Developers carefully consider all the nuances before launching the cryptocurrency blockchain into operation. But at the start it is impossible to foresee all the nuances and complexities. Therefore, as users use the blockchain, there is a need to update the code. As a result, a branch may appear and two (sometimes more) similar projects will continue to exist on the market. This is called a cryptocurrency fork.

A fork is an update after which two blockchains continue to exist. Before the “fork”, they have the same blocks, but after it they become completely independent of each other.


Why forks happen


Blockchain forks do not occur in a vacuum. As a rule, the reason lies in technical flaws and shortcomings that were discovered after the launch of the platform. That is, fork developers want to solve problems that hinder further development.

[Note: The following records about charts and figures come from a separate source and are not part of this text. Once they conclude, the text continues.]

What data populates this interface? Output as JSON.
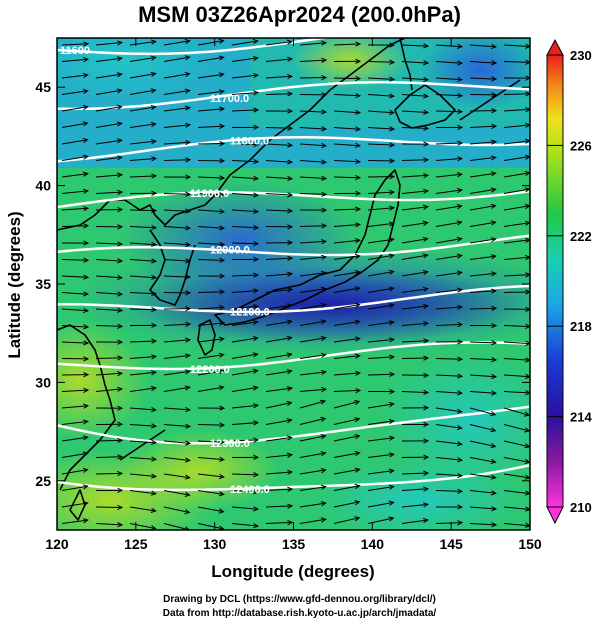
{
  "title": "MSM 03Z26Apr2024 (200.0hPa)",
  "axes": {
    "xlabel": "Longitude (degrees)",
    "ylabel": "Latitude  (degrees)",
    "xrange": [
      120,
      150
    ],
    "yrange": [
      22.5,
      47.5
    ],
    "xticks": [
      "120",
      "125",
      "130",
      "135",
      "140",
      "145",
      "150"
    ],
    "yticks": [
      "25",
      "30",
      "35",
      "40",
      "45"
    ]
  },
  "colorbar": {
    "min": 210,
    "max": 230,
    "tick_labels": [
      "230",
      "226",
      "222",
      "218",
      "214",
      "210"
    ]
  },
  "contours": {
    "color": "#ffffff",
    "labels": [
      "11600",
      "11700.0",
      "11800.0",
      "11900.0",
      "12000.0",
      "12100.0",
      "12200.0",
      "12300.0",
      "12400.0"
    ]
  },
  "credits": {
    "line1": "Drawing by DCL (https://www.gfd-dennou.org/library/dcl/)",
    "line2": "Data from http://database.rish.kyoto-u.ac.jp/arch/jmadata/"
  }
}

The most common causes of branching are:

  • The transition of the blockchain to work on a different consensus. Most often, there is a transition from the “proof of work” algorithm to the “proof of ownership” algorithm or others. This solves scalability issues. For example, now Ethereum is transitioning to 2.0 and 2 parallel chains are working.
  • Bug fixes and enhancements to platform features to improve it. Most often, the problem lies in the impossibility of further scaling due to the limitations of the underlying blockchain. This was the case when the Bitcoin Cash coin was created. The reason for the creation was the small size of the BTC block.
  • To eliminate the consequences of a hacker attack. This is what happened to ether. Hackers discovered a vulnerability in the blockchain algorithm and stole large sums of coins. Other attackers also found out about this vulnerability, after which they successfully took advantage of the “hole” in the protection. To eliminate these consequences, the developers carried out a hard fork, and also began the formation of a new branch of the block chain. But the old version remained working and is supported by enthusiasts. It is listed under the ticker ETC.
  • Launching a masternode. Such a fork led to the emergence of the DASH crypt. It is an offshoot of another digital asset – Litecoin. In the next update, the developers replaced the consensus with PoS and integrated the masternodes. As a result, the network has become more reliable, and its speed has increased significantly.
  • Create a new asset. Some forks are deliberately carried out in order to release a new cryptocurrency to the market. To do this, an existing chain is taken, forked and a new coin is obtained. Perhaps with some changes in the protocol.
  • Inability to make a decision. Owners of tokens in some blockchains have the right to participate in decisions about further development. If they cannot reach agreement with each other, a fork occurs. That is, the blockchain forks and new projects are formed.

Forking is a natural phenomenon for cryptocurrencies. Moreover, knowing some of the nuances, you can earn on this process.